面对尹轻寒主动给太后调理的要求,楚汛一时间还有点反应不过来,毕竟这两个人关系已经势成水火。
“好歹也是拿了一块免死金牌的,若是太后真的出事了,我这鬼邪医的名头也有污点了,外人才不会相信这毒是以前就有的,只会觉得是我无能。”
尹轻寒她并不用什么于心不忍或者太后年纪已大这种鬼话糊弄楚汛,反而半真半假的用自己的名誉说事,言语间颇有些不耐烦。
“对了,太后病好了,皇上你可得给我多些赏赐,我还得给鄞儿多多备着媳妇本的。”
听到尹轻寒这么说,楚汛反倒是信了几分,实则也是在他心里,无所谓尹轻寒到底是为了什么原因,只要她肯出手解毒便可。
按照尹轻寒的说法,太后这病已经毒根深重,不是一日两日便可解开,需得慢慢调理方可,因此楚汛也是给尹轻寒安排了一个房间让她小住,任由她自由行走。
太后到底还是因为之前服毒一事伤了身子,整日缠绵病榻,也不知是真的还是装的,总之每次尹轻寒过来的时候,她都闭着眼昏睡着。
对于太后如此“识趣”,尹轻寒倒是乐见其成,她每次看着太后吃过药以后,便在她的头上扎几针,也不管她听不听到,直接嘱咐不能随意乱动,便偷偷在太后宫中查探起来。
本以为还需要费很久的时间,万万没想到,尹轻寒不过是随意四处看了两三日,便在太后宫中找到了证据。
花园中,有很多盆时令花卉,此时已入深秋,无数金灿灿的菊花摆放成了别出心裁的盆景,可唯独在角落,有一盆不起眼的植物。
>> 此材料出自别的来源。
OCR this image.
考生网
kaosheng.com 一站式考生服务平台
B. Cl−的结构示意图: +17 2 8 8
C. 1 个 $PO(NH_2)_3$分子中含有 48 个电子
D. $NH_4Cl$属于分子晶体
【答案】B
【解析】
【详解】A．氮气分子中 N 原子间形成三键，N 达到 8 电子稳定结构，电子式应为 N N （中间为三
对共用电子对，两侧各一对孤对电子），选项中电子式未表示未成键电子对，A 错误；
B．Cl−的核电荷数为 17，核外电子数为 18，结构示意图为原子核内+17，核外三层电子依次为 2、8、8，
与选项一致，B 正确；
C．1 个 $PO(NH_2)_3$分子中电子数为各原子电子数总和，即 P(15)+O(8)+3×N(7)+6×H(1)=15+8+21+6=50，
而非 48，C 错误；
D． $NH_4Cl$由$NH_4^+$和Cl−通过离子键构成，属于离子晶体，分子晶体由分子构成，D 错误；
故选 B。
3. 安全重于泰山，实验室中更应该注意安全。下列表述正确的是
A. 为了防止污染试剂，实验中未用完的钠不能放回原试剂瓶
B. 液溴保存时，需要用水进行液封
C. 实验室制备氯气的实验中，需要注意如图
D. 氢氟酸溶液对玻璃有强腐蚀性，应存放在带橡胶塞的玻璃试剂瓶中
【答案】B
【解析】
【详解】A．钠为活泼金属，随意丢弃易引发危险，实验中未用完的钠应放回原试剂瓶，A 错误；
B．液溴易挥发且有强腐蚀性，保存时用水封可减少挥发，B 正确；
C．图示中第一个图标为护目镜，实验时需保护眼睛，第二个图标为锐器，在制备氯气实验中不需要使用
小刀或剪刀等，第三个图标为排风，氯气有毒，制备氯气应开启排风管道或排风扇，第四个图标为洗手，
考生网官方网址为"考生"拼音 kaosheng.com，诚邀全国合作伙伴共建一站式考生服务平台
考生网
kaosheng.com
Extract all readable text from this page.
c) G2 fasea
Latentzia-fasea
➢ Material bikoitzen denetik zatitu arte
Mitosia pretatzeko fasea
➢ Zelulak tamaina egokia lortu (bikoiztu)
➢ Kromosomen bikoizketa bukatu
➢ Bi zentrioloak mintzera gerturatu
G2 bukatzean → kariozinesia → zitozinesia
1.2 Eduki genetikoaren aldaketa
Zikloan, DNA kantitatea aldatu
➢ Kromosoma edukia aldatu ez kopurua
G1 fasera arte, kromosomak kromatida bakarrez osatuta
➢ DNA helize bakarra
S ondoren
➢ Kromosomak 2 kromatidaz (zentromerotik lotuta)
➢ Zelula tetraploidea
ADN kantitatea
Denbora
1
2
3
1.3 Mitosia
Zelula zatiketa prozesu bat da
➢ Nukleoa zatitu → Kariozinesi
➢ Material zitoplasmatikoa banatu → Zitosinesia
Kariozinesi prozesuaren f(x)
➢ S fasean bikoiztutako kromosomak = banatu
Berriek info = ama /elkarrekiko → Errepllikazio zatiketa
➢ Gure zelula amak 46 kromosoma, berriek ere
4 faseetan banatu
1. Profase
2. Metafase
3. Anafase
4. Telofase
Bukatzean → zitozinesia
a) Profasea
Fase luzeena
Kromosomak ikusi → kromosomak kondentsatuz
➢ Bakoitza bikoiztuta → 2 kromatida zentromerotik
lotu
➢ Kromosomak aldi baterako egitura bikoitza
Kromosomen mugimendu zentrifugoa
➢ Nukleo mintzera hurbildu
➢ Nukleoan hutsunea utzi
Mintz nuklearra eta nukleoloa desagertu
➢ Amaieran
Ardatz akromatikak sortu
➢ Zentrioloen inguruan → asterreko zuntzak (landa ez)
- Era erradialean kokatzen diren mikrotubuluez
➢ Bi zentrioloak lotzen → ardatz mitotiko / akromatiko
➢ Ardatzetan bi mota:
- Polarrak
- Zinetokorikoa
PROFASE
它看上去有些发蔫儿,通体不过是几根碧绿的叶子,连朵花骨朵都没有,看起来就像是一株杂草。
“呵,找到了。”
尹轻寒眼中一暗,并不去多看那株草,实则她不过是一瞥,就认出这东西,经过处理便是楚浈体内殒冬的最关键一味药。
找到了关键的证据,尹轻寒心头有喜有怒,虽然早就知道这一切,可是亲眼看到他们戕害楚浈的罪证,回想起这么多年楚浈吃的苦,她就出离愤怒。
这一日,尹轻寒照旧替太后针灸完,拔过针以后便准备离开,但是听到外面的动静,说是皇上来了,想了想,尹轻寒故意轻踏几步装作离开,实则轻身一闪,躲在了太后宫里的一个大花瓶之后。
刚刚藏好,尹轻寒便听到楚汛的脚步声,她屏气凝神,尽量缩在大花瓶的阴影背后躲着。
“母后今日气色好了许多,不知叫儿臣前来,所为何事?”
“皇上,哀家听说,你最近在查那个融雪楼?”
“这事儿母后也听说了?没错,此次飞虫疫,融雪楼在其中也不干净,更何况,那楼主莒冠谦是罪妇媛贵人的弟弟,于情于理,朕都不能放过他!”
听到楚汛准备动融雪楼,尹轻寒挑了挑眉毛,也不知楚靖蔚和莒冠谦二人会如何应对,之前他们给自己挖坑无数,这次也该轮到他们了。